Published: 28 August 2014

Abstract

Background

IntClust is a classification of breast cancer comprising 10 subtypes based on molecular drivers identified through the integration of genomic and transcriptomic data from 1,000 breast tumors and validated in a further 1,000. We present a reliable method for subtyping breast tumors into the IntClust subtypes based on gene expression and demonstrate the clinical and biological validity of the IntClust classification.

Results

We developed a gene expression-based approach for classifying breast tumors into the ten IntClust subtypes by using the ensemble profile of the index discovery dataset.

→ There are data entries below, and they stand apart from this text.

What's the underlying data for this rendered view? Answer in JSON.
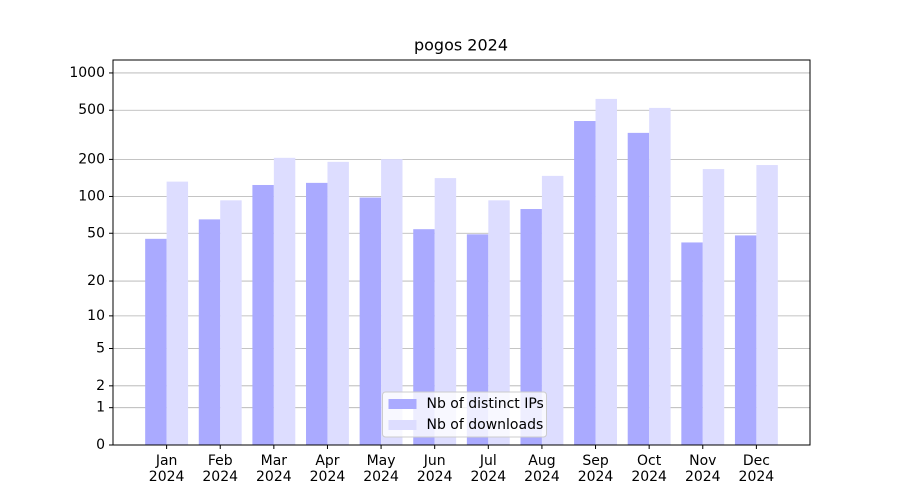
{
  "chart_data": {
    "type": "bar",
    "title": "pogos 2024",
    "categories": [
      "Jan\n2024",
      "Feb\n2024",
      "Mar\n2024",
      "Apr\n2024",
      "May\n2024",
      "Jun\n2024",
      "Jul\n2024",
      "Aug\n2024",
      "Sep\n2024",
      "Oct\n2024",
      "Nov\n2024",
      "Dec\n2024"
    ],
    "series": [
      {
        "name": "Nb of distinct IPs",
        "color": "#aaaaff",
        "values": [
          45,
          65,
          124,
          129,
          98,
          54,
          49,
          79,
          409,
          328,
          42,
          48
        ]
      },
      {
        "name": "Nb of downloads",
        "color": "#ddddff",
        "values": [
          132,
          93,
          206,
          191,
          201,
          141,
          93,
          147,
          617,
          522,
          167,
          180
        ]
      }
    ],
    "y_scale": "log1p",
    "ylim": [
      0,
      1272
    ],
    "yticks": [
      0,
      1,
      2,
      5,
      10,
      20,
      50,
      100,
      200,
      500,
      1000
    ],
    "grid": true,
    "legend": "lower center"
  }
}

We evaluate this approach in 983 independent samples for which the combined copy-number and gene expression IntClust classification was available. Only 24 samples are discordantly classified. Next, we compile a consolidated external dataset composed of a further 7,544 breast tumors. We use our approach to classify all samples into the IntClust subtypes. All ten subtypes are observable in most studies at comparable frequencies. The IntClust subtypes are significantly associated with relapse-free survival and recapitulate patterns of survival observed previously. In studies of neo-adjuvant chemotherapy, IntClust reveals distinct patterns of chemosensitivity. Finally, patterns of expression of genomic drivers reported by TCGA (The Cancer Genome Atlas) are better explained by IntClust as compared to the PAM50 classifier.

Conclusions

IntClust subtypes are reproducible in a large meta-analysis, show clinical validity and best capture variation in genomic drivers. IntClust is a driver-based breast cancer classification and is likely to become increasingly relevant as more targeted biological therapies become available.